Après que la solide avance d'Erdogan dans le scrutin du 14 mai est devenue évidente, la lire a chuté à des niveaux records, les obligations souveraines en dollars et les actions ont plongé, tandis que le coût de l'assurance de l'exposition à la dette turque a grimpé en flèche.

Mais la banque centrale n'a mentionné aucun de ces mouvements jeudi, et a plutôt déclaré que la tendance sous-jacente de l'inflation continuait à s'améliorer.

"Il est devenu encore plus important de maintenir des conditions financières favorables afin de préserver la dynamique de croissance de la production industrielle et la tendance positive de l'emploi", a déclaré la banque après sa réunion mensuelle de politique générale.
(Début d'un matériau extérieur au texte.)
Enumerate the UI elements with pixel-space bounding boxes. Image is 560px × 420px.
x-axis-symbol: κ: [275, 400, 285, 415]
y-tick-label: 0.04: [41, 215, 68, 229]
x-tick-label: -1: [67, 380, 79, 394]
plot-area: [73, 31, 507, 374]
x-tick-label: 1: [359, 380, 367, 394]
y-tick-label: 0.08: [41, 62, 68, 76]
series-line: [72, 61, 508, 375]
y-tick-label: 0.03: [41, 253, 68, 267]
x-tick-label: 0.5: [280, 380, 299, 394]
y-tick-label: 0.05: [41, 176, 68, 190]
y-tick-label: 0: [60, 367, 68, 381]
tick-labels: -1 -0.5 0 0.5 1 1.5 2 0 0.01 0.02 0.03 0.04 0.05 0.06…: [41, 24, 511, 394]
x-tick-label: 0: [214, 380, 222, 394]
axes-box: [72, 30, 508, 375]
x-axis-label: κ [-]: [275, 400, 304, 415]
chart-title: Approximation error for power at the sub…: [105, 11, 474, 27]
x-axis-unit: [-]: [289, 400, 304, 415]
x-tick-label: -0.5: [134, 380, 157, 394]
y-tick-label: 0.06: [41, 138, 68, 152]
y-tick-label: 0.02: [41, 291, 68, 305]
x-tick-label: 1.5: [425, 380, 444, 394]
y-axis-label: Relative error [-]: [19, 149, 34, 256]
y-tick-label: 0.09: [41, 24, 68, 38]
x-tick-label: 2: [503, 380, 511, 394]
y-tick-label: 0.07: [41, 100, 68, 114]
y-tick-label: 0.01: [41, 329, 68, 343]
M. Erdogan a largement devancé le leader de l'opposition Kemal Kilicdaroglu lors du premier tour de l'élection présidentielle, mais n'a pas atteint les 50 % de soutien nécessaires pour éviter le second tour de dimanche.

Les économistes s'attendent à ce que l'inflation annuelle, qui est tombée à 43,7 % en avril, après avoir culminé à 85,5 % l'année dernière, reparte à la hausse dans les mois à venir.

Mais ils s'attendent à ce que la banque centrale maintienne ses taux ce mois-ci malgré la déroute des marchés et la hausse attendue de l'inflation, selon l'estimation médiane de 12 économistes qui ont participé au sondage de Reuters.

La lire est restée inchangée à 19,9235 contre le dollar après la décision de la banque centrale, proche d'un plus bas record de 19,93 qu'elle avait touché plus tôt dans la journée de jeudi.

La banque a réduit son taux d'intérêt principal de 50 points de base en février pour stimuler l'économie après les tremblements de terre qui ont tué plus de 50 000 personnes en Turquie et causé d'importantes destructions dans dix provinces.

L'année dernière, la banque centrale a réduit son taux directeur de 500 points de base dans le cadre d'un cycle d'assouplissement non orthodoxe destiné à contrer un ralentissement économique, avant de le maintenir à 9 % en décembre et en janvier.

Ces réductions peu orthodoxes, qui faisaient partie du plan d'Erdogan, ont provoqué une crise monétaire et fait grimper l'inflation en flèche.

L'élection présidentielle pourrait modifier la trajectoire de la politique monétaire, ce qui rend difficile pour de nombreux économistes de prévoir un taux directeur pour la fin de l'année dans le sondage Reuters.

Il existe des désaccords et des incertitudes au sein du gouvernement d'Erdogan sur la question de savoir s'il faut maintenir ce que certains appellent un programme économique insoutenable ou l'abandonner, selon des initiés.

Avec la chute des réserves de change, certains analystes estiment que la Turquie pourrait être confrontée à un nouveau krach économique dès cette année, qui provoquerait une nouvelle flambée de l'inflation et mettrait à mal sa balance des paiements, à moins que le gouvernement ne change de cap.

L'alliance d'opposition de Kilicdaroglu s'engage à inverser le programme d'Erdogan en procédant à des hausses de taux agressives et en revenant aux principes de l'économie de marché, une perspective qui a réjoui les investisseurs internationaux avant les élections.

La politique de stabilisation de la lire menée par la banque centrale a fait passer ses réserves étrangères nettes en territoire négatif pour la première fois depuis 2002, tandis que la banque a également vendu pour 9 milliards de dollars d'or depuis mars afin de répondre à la demande préélectorale.